With most of his daily routine now forgotten, dad now spends his days happily and actively ‘fixing things’. It is difficult not to shiver when you hear those words, because for dad they mean a day of unplugging everything in the house from the kettle and toaster, to the phone, side table lamps, computer (and it’s every data cable), his electric chair… the internet router…well you get the idea….he unplugs EVERYTHING. And naturally he has not associated the fact that without power, electrical devices do not work, so when he goes to turn on his lamp or computer and it does not work, he has conversely justified his need to ‘fix things’ and therefore spends the rest of day trying to work out the problem. We plug everything back in and he again unplugs it. This unfortunately has become our daily routine. ‘Fixing things’ and now ‘Sorting things’.

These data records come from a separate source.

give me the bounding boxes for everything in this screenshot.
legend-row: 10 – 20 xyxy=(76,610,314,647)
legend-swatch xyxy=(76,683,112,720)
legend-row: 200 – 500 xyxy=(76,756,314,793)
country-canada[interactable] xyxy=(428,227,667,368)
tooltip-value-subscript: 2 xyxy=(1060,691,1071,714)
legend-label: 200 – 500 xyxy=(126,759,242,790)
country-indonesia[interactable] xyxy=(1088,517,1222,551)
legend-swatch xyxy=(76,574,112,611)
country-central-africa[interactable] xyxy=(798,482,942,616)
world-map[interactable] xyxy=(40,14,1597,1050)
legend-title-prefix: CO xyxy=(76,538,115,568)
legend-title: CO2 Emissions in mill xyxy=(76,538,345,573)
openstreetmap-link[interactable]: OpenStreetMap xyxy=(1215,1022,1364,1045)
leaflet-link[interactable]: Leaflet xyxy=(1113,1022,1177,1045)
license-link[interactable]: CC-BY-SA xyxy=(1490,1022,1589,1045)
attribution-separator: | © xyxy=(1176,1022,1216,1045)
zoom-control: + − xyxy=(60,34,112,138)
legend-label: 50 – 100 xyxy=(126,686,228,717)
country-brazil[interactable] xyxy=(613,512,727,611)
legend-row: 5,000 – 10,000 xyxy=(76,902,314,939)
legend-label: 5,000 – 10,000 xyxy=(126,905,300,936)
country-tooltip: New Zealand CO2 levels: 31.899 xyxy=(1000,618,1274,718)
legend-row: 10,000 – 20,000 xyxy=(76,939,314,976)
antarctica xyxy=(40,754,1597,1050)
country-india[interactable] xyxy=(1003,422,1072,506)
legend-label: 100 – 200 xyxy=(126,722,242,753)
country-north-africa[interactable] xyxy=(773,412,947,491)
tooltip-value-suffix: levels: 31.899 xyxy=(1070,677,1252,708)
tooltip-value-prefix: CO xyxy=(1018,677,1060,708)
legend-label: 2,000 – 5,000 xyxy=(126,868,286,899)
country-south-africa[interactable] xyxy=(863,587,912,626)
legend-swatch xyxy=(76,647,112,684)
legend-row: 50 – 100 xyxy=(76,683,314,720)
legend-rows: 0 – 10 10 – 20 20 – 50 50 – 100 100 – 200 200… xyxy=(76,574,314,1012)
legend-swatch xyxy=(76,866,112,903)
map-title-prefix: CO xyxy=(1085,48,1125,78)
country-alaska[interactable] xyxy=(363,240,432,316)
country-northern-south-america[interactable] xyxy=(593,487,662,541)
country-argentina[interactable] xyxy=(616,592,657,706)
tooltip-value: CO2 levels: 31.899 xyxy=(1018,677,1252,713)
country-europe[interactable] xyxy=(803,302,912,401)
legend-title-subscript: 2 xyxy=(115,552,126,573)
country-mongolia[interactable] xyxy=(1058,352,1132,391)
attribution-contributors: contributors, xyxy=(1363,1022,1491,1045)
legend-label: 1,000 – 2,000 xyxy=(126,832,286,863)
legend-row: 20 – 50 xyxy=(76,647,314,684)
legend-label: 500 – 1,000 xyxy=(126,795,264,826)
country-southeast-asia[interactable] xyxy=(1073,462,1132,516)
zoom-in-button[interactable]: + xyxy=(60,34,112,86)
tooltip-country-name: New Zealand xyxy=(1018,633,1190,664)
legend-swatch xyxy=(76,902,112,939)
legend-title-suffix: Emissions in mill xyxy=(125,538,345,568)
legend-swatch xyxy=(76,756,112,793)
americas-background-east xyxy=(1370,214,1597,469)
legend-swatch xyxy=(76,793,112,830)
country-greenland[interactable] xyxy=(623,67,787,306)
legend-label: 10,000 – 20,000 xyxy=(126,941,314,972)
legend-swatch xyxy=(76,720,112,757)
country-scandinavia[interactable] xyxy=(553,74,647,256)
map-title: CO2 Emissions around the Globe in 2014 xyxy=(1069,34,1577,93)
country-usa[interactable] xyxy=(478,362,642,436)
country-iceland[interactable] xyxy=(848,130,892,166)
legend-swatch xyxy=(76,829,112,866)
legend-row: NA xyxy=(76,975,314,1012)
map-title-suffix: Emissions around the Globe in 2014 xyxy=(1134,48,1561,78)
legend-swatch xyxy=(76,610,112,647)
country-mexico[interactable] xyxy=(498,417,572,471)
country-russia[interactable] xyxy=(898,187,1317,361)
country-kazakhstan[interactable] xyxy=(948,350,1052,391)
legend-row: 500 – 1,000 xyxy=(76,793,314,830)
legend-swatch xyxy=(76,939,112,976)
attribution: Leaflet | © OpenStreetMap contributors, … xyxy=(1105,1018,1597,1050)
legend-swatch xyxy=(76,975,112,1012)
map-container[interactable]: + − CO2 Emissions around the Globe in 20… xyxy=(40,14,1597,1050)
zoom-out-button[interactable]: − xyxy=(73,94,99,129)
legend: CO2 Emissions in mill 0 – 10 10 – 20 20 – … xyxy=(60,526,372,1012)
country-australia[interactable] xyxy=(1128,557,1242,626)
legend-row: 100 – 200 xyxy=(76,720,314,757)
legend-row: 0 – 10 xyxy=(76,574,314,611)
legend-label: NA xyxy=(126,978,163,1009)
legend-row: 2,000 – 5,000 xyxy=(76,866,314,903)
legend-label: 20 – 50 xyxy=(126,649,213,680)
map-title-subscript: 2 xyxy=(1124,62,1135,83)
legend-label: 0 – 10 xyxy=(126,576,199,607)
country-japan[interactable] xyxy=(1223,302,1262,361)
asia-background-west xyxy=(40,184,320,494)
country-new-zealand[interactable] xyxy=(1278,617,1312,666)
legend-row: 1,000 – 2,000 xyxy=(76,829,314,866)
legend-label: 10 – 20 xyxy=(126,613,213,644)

‘Sorting things’ is not necessarily as disruptive as ‘fixing things’ because we do not loose phone or Internet connections, but it can be equally as frustrating. ‘Sorting things’ has become a process of dad collecting all manner of objects and putting them in a special place. Last week we had a half an hour discussion on how he could now sit down and relax, because everything was now sorted. When I asked what ‘everything’ meant, he looked at me in all seriousness and said.. ‘You know stuff…’ Pushing him a little more because ‘stuff’ really gave me no hint of what mischief he had been up to, he waved his hand as if humouring me and said logically that, ‘all the black sticks are now in the one spot!’ Satisfied with his explanation because now everything was ‘all clear’, he sat down to have his lunch. It was an hour later when he wanted to watch TV, that the meaning of ‘all the black sticks’ became apparent as an hour search for the TV remote became the afternoon priority. On searching all of dad’s drawers I finally found the TV remote alongside the stereo, video recorder, Foxtel remotes as well as several old cordless phones and a few current ones. There was even his computers mouse and the white air conditioner remote. When I showed him where I had found the remote, he looked in the drawer and ‘tsked’ in frustration, but only because of his error of sticking the white air conditioner remote amongst the black ones….

My dad will be turning 90 next March and it is difficult to see where the future lies. My sister and I although not trained in dealing with dad’s condition, feel the strain of understanding and coping with his new foibles each day. We are not perfect and definitely do not have the answers to every challenge that dad throws at us on a daily basis, but we try. Thank goodness we have each other, because trying to take care of dad and his declining mental and physical state on our own singularly would be nigh on impossible. We will be doing all we can to ensure that dad spends the rest of his days in the comfort of his own home with the company of his beloved German shepherd. But if you happen to see two dazed and possibly drooling 50 odd year old ladies who look like sisters, wondering around the streets of Hervey Bay muttering incoherently about ‘black sticks’ or ‘fixing and sorting things’, just smile and give us an encouraging pat on the back. We know things will in all essence only get worse, but a smile of encouragement goes a long way to making things easier.